Since the onset of the AI chatbot boom, tech companies, insurance industry mouthpieces, and healthcare administrators have spun a yarn that introducing AI to healthcare is a surefire way to lower costs for patients.
Mario Schlosser, co-founder and chief technical officer of the medical insurer Oscar Health, has stated that AI was the “only way” to reduce the cost of seeing a doctor in the US over the next three to five years. In 2024, a report by the analyst firm McKinsey argued that AI could generate healthcare savings “as high as $360 billion annually.”
Not only have those bold pronouncements fallen flat, but it sounds like the exact opposite is true. In reality, both hospital administrators and health insurers agree that AI tools have caused health care costs to rise, according to healthcare industry publication Stat.
The main issue revolves around AI “scribes,” which are tools that transcribe live doctor-patient conversations into clinical notes. These scribes, healthcare insiders told the publication, have not translated into financial savings more broadly.
“Right now, ambient scribes are inflationary, and that’s a problem,” Caroline Pearson, executive director at Peterson Health Technology Institute told Stat. “We need technology to help us lower health care costs.”

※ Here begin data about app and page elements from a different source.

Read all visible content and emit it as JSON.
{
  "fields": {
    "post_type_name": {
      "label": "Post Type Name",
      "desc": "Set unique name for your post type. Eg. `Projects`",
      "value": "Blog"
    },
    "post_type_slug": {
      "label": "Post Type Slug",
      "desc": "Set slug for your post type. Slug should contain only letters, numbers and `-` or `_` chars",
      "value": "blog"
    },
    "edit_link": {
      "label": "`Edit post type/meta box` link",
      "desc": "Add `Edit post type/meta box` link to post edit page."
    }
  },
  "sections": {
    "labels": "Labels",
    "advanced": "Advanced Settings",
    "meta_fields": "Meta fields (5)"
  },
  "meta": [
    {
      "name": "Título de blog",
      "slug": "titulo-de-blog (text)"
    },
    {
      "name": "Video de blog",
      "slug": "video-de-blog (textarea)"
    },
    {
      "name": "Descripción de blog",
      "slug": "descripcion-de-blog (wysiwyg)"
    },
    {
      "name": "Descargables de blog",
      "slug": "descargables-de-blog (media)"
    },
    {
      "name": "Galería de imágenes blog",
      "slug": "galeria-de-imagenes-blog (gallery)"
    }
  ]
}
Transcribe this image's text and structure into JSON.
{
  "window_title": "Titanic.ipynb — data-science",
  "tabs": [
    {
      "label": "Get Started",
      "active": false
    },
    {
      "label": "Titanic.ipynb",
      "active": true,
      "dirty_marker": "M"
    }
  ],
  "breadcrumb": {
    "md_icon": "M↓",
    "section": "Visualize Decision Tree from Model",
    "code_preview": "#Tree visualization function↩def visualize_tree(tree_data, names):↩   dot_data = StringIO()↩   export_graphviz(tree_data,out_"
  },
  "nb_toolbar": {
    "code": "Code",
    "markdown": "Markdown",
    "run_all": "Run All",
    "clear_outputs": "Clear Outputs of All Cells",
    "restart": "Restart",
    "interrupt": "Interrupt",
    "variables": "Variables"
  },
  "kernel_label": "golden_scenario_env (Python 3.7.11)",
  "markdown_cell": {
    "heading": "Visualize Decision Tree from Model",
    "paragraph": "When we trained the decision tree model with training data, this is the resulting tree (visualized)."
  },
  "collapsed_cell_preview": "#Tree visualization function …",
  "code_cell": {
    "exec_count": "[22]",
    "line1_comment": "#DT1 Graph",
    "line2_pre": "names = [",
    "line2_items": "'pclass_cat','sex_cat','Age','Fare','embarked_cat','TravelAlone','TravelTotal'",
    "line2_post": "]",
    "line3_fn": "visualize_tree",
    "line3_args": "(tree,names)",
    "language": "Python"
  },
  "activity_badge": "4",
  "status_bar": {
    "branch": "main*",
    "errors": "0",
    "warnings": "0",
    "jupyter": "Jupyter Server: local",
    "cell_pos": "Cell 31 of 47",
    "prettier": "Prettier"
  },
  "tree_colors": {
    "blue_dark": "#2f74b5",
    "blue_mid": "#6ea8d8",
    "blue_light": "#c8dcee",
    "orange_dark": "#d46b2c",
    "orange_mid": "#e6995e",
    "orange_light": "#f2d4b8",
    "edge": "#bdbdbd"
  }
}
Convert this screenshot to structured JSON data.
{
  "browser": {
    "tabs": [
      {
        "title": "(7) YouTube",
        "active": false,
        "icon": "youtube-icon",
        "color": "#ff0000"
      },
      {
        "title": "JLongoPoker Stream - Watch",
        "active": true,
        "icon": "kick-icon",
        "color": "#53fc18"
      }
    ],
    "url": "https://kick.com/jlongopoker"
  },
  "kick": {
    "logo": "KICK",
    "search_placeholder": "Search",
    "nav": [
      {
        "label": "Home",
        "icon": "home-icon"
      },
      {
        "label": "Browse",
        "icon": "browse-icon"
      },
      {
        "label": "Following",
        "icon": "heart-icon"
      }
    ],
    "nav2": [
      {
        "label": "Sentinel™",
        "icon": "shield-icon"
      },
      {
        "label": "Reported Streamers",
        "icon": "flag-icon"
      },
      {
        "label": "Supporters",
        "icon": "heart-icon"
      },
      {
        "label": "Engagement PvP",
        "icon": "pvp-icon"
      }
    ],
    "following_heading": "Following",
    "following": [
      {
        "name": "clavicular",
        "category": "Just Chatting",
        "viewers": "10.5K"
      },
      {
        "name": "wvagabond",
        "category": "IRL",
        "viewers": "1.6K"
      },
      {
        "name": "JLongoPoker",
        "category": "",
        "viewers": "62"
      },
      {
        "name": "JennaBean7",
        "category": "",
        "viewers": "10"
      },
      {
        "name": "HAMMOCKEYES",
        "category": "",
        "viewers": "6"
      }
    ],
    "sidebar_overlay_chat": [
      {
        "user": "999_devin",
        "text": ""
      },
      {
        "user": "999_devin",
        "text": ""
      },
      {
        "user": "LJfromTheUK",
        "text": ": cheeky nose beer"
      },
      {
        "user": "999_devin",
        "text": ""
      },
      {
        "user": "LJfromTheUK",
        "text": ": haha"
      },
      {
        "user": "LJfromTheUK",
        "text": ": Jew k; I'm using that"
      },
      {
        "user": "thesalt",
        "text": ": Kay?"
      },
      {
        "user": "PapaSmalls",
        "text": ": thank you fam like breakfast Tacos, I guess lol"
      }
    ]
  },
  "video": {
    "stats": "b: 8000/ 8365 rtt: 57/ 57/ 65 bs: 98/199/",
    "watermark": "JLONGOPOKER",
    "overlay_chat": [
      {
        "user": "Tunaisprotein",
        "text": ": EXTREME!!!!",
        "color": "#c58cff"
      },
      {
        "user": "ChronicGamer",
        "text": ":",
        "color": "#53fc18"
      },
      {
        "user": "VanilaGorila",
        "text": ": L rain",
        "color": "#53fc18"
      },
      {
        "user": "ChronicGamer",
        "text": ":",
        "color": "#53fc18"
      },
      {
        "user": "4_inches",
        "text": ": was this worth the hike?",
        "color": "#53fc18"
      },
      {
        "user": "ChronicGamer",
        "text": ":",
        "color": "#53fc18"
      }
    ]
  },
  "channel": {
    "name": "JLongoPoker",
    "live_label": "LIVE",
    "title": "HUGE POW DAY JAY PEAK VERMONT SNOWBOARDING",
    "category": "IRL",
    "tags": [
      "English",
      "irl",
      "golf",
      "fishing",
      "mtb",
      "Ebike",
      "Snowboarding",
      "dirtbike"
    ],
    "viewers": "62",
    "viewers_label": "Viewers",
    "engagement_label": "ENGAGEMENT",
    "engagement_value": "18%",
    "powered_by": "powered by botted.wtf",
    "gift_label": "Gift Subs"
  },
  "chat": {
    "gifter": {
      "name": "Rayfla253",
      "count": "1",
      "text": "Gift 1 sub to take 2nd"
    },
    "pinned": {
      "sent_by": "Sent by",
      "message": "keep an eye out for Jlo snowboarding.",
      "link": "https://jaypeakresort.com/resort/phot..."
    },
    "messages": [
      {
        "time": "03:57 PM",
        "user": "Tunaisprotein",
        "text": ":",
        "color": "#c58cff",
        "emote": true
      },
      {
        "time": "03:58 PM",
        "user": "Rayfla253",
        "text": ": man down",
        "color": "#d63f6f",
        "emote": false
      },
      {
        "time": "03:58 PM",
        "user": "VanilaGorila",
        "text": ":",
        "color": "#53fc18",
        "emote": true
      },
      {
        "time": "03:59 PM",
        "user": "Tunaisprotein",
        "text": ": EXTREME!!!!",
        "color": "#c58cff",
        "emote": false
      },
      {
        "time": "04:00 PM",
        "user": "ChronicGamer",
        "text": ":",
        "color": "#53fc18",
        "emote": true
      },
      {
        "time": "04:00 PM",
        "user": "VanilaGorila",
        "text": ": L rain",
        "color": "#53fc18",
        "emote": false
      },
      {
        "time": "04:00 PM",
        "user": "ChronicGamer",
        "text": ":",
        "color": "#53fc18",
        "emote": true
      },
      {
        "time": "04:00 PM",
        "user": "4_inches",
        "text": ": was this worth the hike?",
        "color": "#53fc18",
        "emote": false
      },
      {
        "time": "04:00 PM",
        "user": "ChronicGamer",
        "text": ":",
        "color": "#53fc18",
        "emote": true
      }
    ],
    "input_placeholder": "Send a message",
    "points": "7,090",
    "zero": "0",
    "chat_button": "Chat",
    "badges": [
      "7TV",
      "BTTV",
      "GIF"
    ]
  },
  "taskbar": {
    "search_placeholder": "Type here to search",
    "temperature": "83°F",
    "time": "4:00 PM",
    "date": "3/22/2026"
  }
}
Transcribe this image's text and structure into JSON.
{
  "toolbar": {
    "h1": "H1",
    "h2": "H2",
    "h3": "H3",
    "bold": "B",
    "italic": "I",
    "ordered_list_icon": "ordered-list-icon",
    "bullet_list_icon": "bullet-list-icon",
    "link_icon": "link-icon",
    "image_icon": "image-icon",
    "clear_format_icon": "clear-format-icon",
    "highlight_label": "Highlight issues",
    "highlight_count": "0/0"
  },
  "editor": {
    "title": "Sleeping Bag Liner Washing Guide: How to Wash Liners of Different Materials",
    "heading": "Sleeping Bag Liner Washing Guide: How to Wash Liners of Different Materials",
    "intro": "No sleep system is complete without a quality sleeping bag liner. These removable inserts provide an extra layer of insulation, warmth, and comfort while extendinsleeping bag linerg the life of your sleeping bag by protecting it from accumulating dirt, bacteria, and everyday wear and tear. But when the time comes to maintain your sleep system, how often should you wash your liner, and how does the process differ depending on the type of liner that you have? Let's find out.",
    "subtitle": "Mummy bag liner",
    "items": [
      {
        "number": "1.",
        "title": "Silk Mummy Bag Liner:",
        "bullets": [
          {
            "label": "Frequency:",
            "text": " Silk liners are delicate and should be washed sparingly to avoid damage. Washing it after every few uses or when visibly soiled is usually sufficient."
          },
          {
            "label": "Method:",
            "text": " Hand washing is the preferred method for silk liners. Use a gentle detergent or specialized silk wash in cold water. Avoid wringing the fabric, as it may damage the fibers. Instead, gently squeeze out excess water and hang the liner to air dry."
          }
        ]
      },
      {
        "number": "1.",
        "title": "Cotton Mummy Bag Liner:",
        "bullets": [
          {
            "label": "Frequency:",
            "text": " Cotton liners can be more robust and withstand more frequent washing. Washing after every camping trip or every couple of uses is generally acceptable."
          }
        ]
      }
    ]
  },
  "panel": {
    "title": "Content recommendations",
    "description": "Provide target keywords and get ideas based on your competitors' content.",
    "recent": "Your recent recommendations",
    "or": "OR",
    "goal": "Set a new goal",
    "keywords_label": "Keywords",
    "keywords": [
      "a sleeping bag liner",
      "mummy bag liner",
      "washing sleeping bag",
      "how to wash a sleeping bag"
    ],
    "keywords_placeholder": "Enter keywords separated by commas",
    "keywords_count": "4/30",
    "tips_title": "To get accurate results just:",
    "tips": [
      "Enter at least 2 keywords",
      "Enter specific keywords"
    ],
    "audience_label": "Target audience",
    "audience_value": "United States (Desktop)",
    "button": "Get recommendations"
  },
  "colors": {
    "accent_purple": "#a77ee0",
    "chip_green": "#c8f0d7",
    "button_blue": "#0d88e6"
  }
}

There are three main causes. The first has to do with the notes themselves. Burnt-out doctors used to take shortcuts on paperwork, writing only the bare-bones notes before sending them off to billings. That meant they were getting paid for “simple” visits, even for cases that are actually complicated. Now that AI is around to record every last detail, many visits are being rated at a higher complexity level, which is used to justify higher billing rates.
The second has to do with software frequently “nudging” doctors to add diagnoses they discussed but didn’t jot down. “Now you have a tool that’s saying, ‘hey, you talking about their UTI, but you didn’t add it to your visit diagnosis. Do you want to add it now?'” chief medical information officer of FMOL Health Bobby DuPre told Stat.
Third is straight up volume — when doctors aren’t stuck typing notes, they have time for more visits. At DuPre’s FMOL, for example, clinicians using AI scribes saw 22 percent more patients overall. As the executive puts it, the “more people they see, the more payment they get.”
All of this has compounded into a system where the tools that were supposed to make healthcare more affordable have actually had the opposite effect — a potent reminder that no technology can magically solve the tension between healthcare driven by profit, and the basic human need for affordable care.